The Story Behind the Challenge Coin:

There are several stories detailing the origins of the challenge coin. According to the most common story, challenge coins originated during World War I.
In one of the squadrons, a wealthy lieutenant ordered medallions struck in solid bronze and presented them to his unit. O
ne of the young pilots placed the medallion in a small leather pouch that he wore around his neck. Shortly after acquiring the medallion, the pilot's aircraft was severely damaged by ground fire. He was forced to land behind enemy lines and was immediately captured by a German patrol. In order to discourage his escape, the Germans took all of his personal identification except for the small leather pouch around his neck. In the meantime, he was taken to a small French town near the front. He did indeed escape, however, he was without any identification. He succeeded in avoiding German patrols by donning civilian attire and reached the front lines. With great difficulty, he crossed no-man's land. Eventually, he stumbled onto a French outpost. Saboteurs had plagued the French in the sector. They sometimes masqueraded as civilians and wore civilian clothes. Not recognizing the young pilot's American accent, the French thought him to be a saboteur and made ready to execute him. He had no identification to prove his allegiance, but he did have his leather pouch containing the medallion. He showed the medallion to his would-be executioners and one of his French captors recognized the squadron insignia on the medallion. They delayed his execution long enough for him to confirm his identity. Instead of shooting him they gave him a bottle of wine.

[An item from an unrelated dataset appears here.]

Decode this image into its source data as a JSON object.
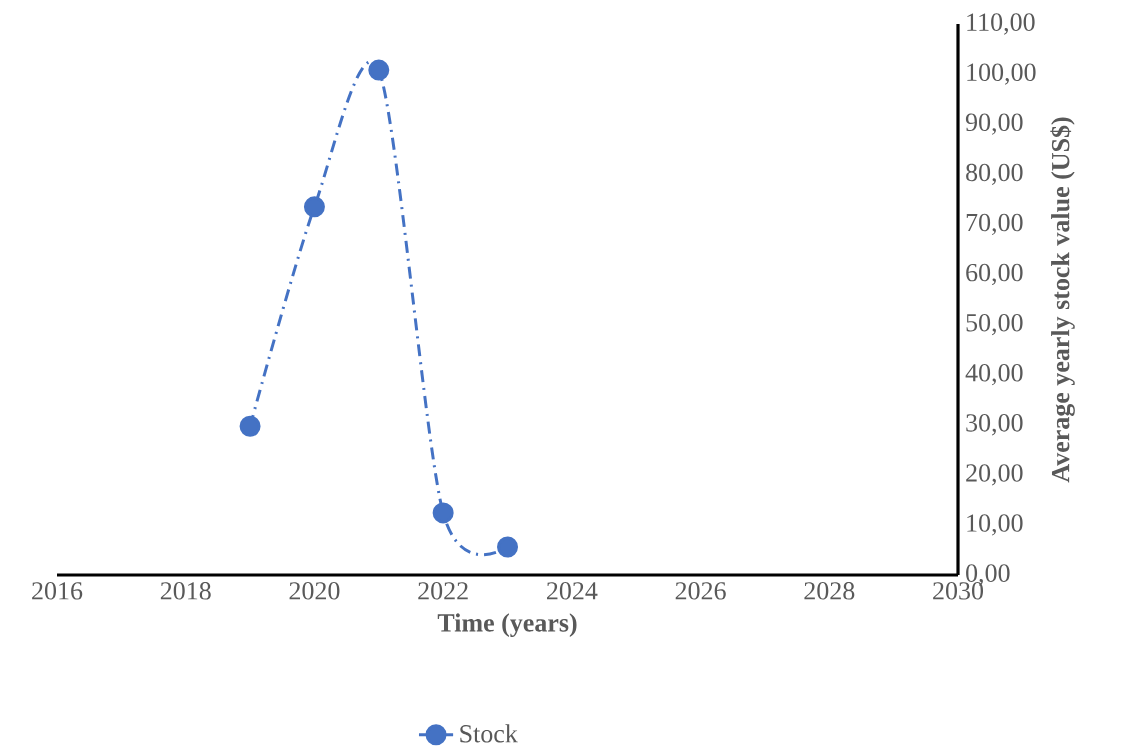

Back at his squadron, it became tradition to ensure that all members carried their medallion or coin at all times. This was accomplished through challenging in the following manner: a challenger would ask to see the medallion, if the challenged could not produce a medallion, they were required to buy a drink of choice for the member who challenged them. If the challenged member produced a medallion, then the challenger member was required to pay for the drink. This tradition continued throughout the war and for many years after the war while surviving members of the squadron were still alive. It has then become more popular in groups outside of the military but carries the same tradition as it once did.